Namun, pada saat itu, Rigon mengangkat topik yang tidak terduga.
“aku bukan dari Santaea; aku dari Calderic. aku datang ke Elphon setelah direkomendasikan oleh Seventh Lord.”
Itu adalah cerita yang sudah dia kemukakan sebelumnya, jadi aku bertanya-tanya mengapa dia tiba-tiba menyebutkannya.
Ahli waris tidak menunjukkan banyak reaksi.
Jadi? Itu adalah ekspresi wajahnya saat dia melihat ke arah Rigon, tapi tiba-tiba matanya membelalak.
"Oh? Jika kamu dari Tuan Ketujuh … Ah.
Ahli waris, yang sepertinya akan mengatakan sesuatu, menutup mulutnya seolah menyadari sesuatu.
Aku menatapnya dan dalam hati merasa sedikit lega.
Dia pasti diberitahu untuk merahasiakan pertemuan kami sebelumnya. Dia menahan diri untuk mengatakan hal-hal yang tidak perlu.
"Cal-Calderic?"
Esca sangat terkejut dengan kata-kata Rigon.
Ahli waris menatapnya dengan ekspresi bingung, dan Rigon menghela nafas kecil sebelum berbicara.
“Kurasa anak-anak di sini tidak menyukai orang-orang dari Calderic. aku mengungkitnya di kelas sekali, dan mereka semua menghindari aku.”
"Ah, benarkah? Tapi kenapa?"
Ah, apakah itu masalahnya?
Setelah memahami situasinya, aku menimpali.

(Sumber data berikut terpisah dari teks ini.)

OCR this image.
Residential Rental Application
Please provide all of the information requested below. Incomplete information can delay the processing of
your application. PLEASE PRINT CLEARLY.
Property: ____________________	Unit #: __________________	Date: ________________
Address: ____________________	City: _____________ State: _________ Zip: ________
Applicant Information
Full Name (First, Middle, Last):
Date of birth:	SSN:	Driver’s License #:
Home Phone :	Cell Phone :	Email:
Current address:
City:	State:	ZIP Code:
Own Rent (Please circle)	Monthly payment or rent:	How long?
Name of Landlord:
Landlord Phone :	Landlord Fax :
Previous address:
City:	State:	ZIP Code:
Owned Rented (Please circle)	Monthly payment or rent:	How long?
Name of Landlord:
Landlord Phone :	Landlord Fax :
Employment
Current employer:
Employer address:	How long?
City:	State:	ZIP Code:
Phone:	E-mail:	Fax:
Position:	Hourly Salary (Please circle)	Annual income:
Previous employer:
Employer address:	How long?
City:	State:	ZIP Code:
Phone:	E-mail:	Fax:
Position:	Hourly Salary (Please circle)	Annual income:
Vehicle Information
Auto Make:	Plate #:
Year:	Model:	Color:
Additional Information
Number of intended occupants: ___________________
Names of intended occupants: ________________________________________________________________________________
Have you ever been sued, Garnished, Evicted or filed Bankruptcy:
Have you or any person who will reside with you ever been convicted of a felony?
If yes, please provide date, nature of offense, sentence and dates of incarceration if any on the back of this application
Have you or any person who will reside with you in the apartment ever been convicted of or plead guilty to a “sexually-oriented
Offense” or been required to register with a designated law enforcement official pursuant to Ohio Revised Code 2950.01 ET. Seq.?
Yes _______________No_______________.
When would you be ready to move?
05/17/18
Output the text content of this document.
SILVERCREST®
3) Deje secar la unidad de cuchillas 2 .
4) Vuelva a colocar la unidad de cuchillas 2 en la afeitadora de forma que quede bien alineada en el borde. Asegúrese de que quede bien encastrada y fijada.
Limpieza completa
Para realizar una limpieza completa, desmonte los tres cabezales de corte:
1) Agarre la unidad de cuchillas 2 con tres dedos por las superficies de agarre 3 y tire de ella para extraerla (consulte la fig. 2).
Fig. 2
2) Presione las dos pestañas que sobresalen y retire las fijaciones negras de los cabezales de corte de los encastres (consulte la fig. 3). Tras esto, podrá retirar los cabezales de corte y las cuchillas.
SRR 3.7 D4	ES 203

“Itu karena orang-orang di sini tidak memiliki persepsi yang baik tentang Calderic. Namun, terlepas dari itu, Rigon adalah orang yang baik, jadi aku harap tidak ada kesalahpahaman.”
“Aku tidak terlalu peduli tentang kesalahpahaman. aku bahkan tidak tahu mengapa ada persepsi negatif sejak awal. aku tidak punya niat untuk menghindari seseorang hanya karena mereka berasal dari Calderic, jadi jangan khawatir.”
Rigon tampak sedikit terkejut dengan tanggapan acuh tak acuh dari ahli waris, lalu dia tertawa kecil.
"Bukankah itu benar, Esca?"
"Hah? Um… maaf. Aku hanya sedikit terkejut.”
Esca memandangi Rigon dan tampak tenang.
Itu bisa dianggap sebagai respons tipikal.
“Tapi Rigon, apa hubunganmu dengan Tuan Ketujuh? aku mendengar bahwa Lords of Calderic semuanya adalah orang yang sangat kuat, jadi bukankah itu berarti kamu berasal dari keluarga yang kuat?
"Tidak seperti itu. Kebetulan nyawaku diselamatkan oleh orang itu.”
Karena ahli waris juga pernah bertemu denganku sebelumnya, ada rasa ingin tahu dalam cerita Rigon.
Mengamati dua orang berbicara tentang aku di depan aku, aku merasakan sensasi yang sedikit aneh.
Terlepas dari itu, apakah mereka menemukan titik temu?
Apapun masalahnya, aku memutuskan untuk berpikir positif karena sepertinya mereka berdua akan terus rukun di masa depan.